Milan Garašević (Милан Гарашевић; born 14 April 1982) is a politician in Serbia. He was the mayor of Kovačica from 2016 to 2020 and has served in the Assembly of Vojvodina since 2020. Garašević is a member of the Serbian Progressive Party.

==Private career==
Garašević is an entrepreneur. He lives in Kovačica.

==Politician==
===Municipal politics===
Garašević received the second position on the Progressive Party's electoral list for Kovačica in the 2016 Serbian local elections and was elected when the list won a majority victory with twenty-one out of thirty-nine seats. He was selected as mayor after the election and served in this role for the next four years.
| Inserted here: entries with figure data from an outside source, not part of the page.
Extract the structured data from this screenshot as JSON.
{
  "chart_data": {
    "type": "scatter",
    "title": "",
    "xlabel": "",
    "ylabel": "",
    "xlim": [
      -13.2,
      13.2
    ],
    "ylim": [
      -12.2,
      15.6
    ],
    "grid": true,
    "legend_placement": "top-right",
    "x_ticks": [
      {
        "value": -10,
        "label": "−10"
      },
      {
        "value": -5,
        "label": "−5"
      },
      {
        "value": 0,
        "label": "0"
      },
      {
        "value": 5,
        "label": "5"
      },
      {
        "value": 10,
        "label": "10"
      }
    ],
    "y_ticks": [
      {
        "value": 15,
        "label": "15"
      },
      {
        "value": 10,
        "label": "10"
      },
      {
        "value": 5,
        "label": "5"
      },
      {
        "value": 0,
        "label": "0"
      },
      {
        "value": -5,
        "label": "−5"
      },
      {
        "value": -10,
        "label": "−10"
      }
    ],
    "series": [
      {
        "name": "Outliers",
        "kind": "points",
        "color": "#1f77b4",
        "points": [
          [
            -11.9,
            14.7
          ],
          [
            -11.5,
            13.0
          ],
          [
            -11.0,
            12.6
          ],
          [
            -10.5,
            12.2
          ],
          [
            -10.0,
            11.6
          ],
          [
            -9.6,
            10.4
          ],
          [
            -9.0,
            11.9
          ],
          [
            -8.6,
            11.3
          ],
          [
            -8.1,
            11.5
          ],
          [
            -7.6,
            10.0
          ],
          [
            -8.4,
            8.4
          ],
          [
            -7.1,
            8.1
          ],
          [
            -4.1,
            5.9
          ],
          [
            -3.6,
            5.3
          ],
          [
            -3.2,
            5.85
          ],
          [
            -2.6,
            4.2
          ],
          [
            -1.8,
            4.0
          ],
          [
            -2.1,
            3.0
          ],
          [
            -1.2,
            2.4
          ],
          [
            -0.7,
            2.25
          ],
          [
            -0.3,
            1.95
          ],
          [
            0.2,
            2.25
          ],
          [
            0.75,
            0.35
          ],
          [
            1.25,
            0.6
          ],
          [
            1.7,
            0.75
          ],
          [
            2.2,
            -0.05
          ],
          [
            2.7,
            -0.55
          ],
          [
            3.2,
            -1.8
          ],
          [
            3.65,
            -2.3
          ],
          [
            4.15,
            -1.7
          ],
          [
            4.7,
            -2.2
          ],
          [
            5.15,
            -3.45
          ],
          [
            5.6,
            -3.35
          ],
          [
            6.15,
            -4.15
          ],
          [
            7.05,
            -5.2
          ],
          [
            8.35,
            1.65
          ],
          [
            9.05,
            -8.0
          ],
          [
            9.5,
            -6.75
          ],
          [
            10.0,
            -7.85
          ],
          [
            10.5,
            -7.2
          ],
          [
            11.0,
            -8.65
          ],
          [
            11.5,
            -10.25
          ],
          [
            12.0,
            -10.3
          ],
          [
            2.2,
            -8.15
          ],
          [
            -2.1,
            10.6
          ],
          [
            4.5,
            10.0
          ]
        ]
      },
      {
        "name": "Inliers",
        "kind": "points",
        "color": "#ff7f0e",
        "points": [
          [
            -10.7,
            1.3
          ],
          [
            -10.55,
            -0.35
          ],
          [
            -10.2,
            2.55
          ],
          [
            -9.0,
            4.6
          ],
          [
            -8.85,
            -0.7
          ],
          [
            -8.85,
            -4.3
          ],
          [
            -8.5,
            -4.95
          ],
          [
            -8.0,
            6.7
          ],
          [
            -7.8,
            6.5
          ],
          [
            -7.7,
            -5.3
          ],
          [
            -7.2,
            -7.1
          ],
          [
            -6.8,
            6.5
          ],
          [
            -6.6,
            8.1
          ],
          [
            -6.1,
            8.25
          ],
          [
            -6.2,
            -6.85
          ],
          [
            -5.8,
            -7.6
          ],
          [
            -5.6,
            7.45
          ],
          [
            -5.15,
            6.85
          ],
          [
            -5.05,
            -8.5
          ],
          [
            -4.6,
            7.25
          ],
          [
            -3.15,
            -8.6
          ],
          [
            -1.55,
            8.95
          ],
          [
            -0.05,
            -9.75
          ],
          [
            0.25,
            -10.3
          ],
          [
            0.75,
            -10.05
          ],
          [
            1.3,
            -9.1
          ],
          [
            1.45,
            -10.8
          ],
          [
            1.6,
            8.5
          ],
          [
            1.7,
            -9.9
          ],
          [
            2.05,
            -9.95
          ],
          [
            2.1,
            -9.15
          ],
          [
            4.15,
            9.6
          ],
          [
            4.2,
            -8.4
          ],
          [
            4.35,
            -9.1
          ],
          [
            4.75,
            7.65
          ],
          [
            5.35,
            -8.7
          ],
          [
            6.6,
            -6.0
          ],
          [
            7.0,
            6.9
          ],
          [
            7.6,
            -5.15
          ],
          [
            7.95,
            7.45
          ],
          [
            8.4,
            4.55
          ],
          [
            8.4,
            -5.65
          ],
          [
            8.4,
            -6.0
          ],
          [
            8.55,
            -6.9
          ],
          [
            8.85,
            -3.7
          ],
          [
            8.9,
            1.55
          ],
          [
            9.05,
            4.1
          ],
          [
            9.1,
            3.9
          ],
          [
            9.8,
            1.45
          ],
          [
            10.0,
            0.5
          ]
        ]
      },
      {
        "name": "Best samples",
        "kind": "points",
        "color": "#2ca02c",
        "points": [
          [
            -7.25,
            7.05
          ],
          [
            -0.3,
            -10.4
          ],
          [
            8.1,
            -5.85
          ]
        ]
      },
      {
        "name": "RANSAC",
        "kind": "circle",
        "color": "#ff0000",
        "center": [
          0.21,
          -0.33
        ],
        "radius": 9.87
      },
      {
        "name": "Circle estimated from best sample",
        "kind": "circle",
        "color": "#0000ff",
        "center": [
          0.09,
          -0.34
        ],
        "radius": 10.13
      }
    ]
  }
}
He led the Progressive list in the 2020 local elections and was re-elected when the list won twenty-one of twenty-nine seats in a reduced assembly. He could not continue as mayor after his election to the provincial assembly but was instead chosen as president (i.e., speaker) of the municipal assembly.

===Assembly of Vojvodina===
Garašević was given the twenty-first position on the Progressive Party's list for the Vojvodina assembly in the 2020 provincial election and was elected when the list won a majority victory with seventy-six out of 120 seats. He was chosen as chair of the assembly committee on agriculture in October 2020 and is also a member of the economy committee.